Do Long-Term Berkshire References Matter? Stocks Versus Bonds (BRK.B, BRK.B, BAC, GS, GE, HOG, TIF)

February 29, 2012 by Jon C. Ogg

Berkshire Hathaway Inc. (NYSE: BRK.B) (NYSE: BRK.B) is very widely followed due to the great performance through time and due to the following of the great Warren Buffett.  It has been an amazing story that won big on the growth of America.  It is interesting that long-term values are used retroactively over and over, when all that really matters now is “what lies ahead”…

An interesting read from one of our friends talks up the consolidated annual growth rate of Berkshire Hathaway going all the way back to 1989.  It shows what the great Warren Buffett hopes you will believe for the future: 14.9% CAGR for Berkshire Hathaway versus 6.8% for the S&P 500 Index. Our question is more about how this will compare in the years ahead. 

Buffett himself has said he already expects that Berkshire Hathaway shares will lag the S&P 500 Index in years when the S&P rises sharply.  This puts Berkshire Hathaway in a slightly defensive bet against the S&P 500.  The company maintains a large cash balance and it is actively invested in bonds.

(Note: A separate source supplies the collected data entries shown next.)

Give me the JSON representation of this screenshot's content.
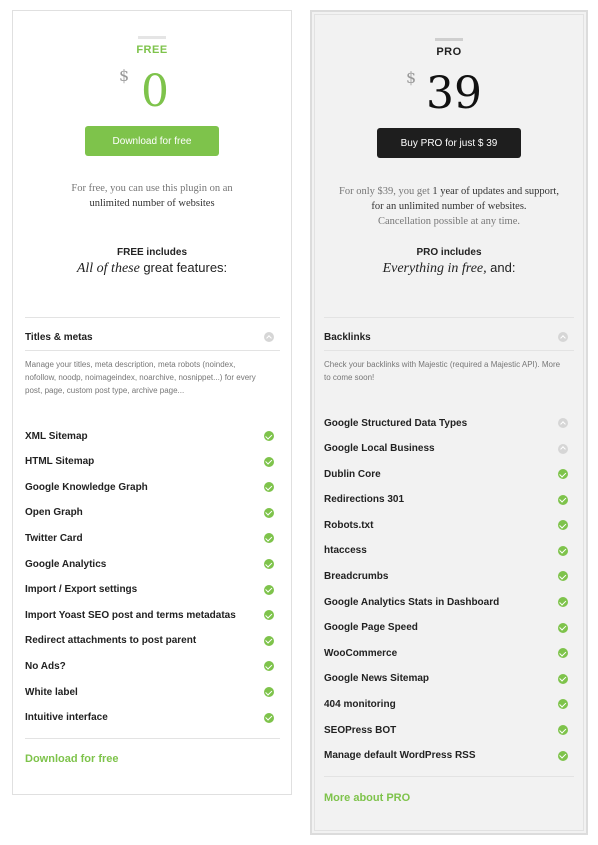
{
  "colors": {
    "accent": "#7ec34b",
    "dark_button": "#1e1e1e",
    "pro_background": "#f2f2f2"
  },
  "free": {
    "plan_name": "FREE",
    "currency": "$",
    "price": "0",
    "cta_label": "Download for free",
    "description_line1": "For free, you can use this plugin on an",
    "description_line2": "unlimited number of websites",
    "includes_title": "FREE includes",
    "includes_sub_italic": "All of these",
    "includes_sub_plain": "great features:",
    "expanded_feature": {
      "title": "Titles & metas",
      "description": "Manage your titles, meta description, meta robots (noindex, nofollow, noodp, noimageindex, noarchive, nosnippet...) for every post, page, custom post type, archive page..."
    },
    "features": [
      "XML Sitemap",
      "HTML Sitemap",
      "Google Knowledge Graph",
      "Open Graph",
      "Twitter Card",
      "Google Analytics",
      "Import / Export settings",
      "Import Yoast SEO post and terms metadatas",
      "Redirect attachments to post parent",
      "No Ads?",
      "White label",
      "Intuitive interface"
    ],
    "footer_link": "Download for free"
  },
  "pro": {
    "plan_name": "PRO",
    "currency": "$",
    "price": "39",
    "cta_label": "Buy PRO for just $ 39",
    "description_line1a": "For only $39, you get",
    "description_line1b": "1 year of updates and support,",
    "description_line2": "for an unlimited number of websites.",
    "description_line3": "Cancellation possible at any time.",
    "includes_title": "PRO includes",
    "includes_sub_italic": "Everything in free,",
    "includes_sub_plain": "and:",
    "expanded_feature": {
      "title": "Backlinks",
      "description": "Check your backlinks with Majestic (required a Majestic API). More to come soon!"
    },
    "features_collapsed": [
      "Google Structured Data Types",
      "Google Local Business"
    ],
    "features": [
      "Dublin Core",
      "Redirections 301",
      "Robots.txt",
      "htaccess",
      "Breadcrumbs",
      "Google Analytics Stats in Dashboard",
      "Google Page Speed",
      "WooCommerce",
      "Google News Sitemap",
      "404 monitoring",
      "SEOPress BOT",
      "Manage default WordPress RSS"
    ],
    "footer_link": "More about PRO"
  }
}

Another argument we have is that perhaps Berkshire Hathaway should be benchmarked more against a blend of the Barclays Aggregate index and the S&P 500 Index so that it tracks a blended performance of stocks and bonds.  Should it be an equal-weighting between the two indexes?  Probably not.  Maybe it should only be 30% weighted in the bond side.  We’d love to see a blended analysis of this through time.

Consider how many corporate bets Warren Buffett has made on the preferred share investments rather than just the common stock.  Some bets have included warrants so that there is large upside, but arguably these were debt investments which have a priority over the common shareholders if there is ever an implosion.  Some of the bets in this manner were in Bank of America Corporation (NYSE: BAC) most recently, but there have also been big bets of this sort in Goldman Sachs Group Inc. (NYSE: GS) and General Electric Co. (NYSE: GE). 

Buffett even took a $600 million stake in senior unsecured notes in Harley-Davidson Inc. (NYSE: HOG) in 2009 with a 2014 maturity at 15%.  He also took a 10% note offering in Tiffany & Co. (NYSE: TIF) in early 2009 of $250 million with those notes maturing in 2017 and 2019.

Warren Buffett of course is no different from other great managers in the sense that he talks his book.  He has to use all of those corny old analogies to try to keep investors focused on the long-term horizon rather than just a few months out.  Buffett has also recently said he prefers more stable foreign sovereign debt than what the low rates of the United States pays in Treasuries.

Much of this long-term pondering about Buffett’s performance only matters to those who bought back then and held.  All that matters for new investors is what the prospects are for the next ten years.  Our take is that Berkshire Hathaway comparisons to “the market” need to at least have some form of a blended bond portfolio with a smaller weighting than the S&P 500 Index.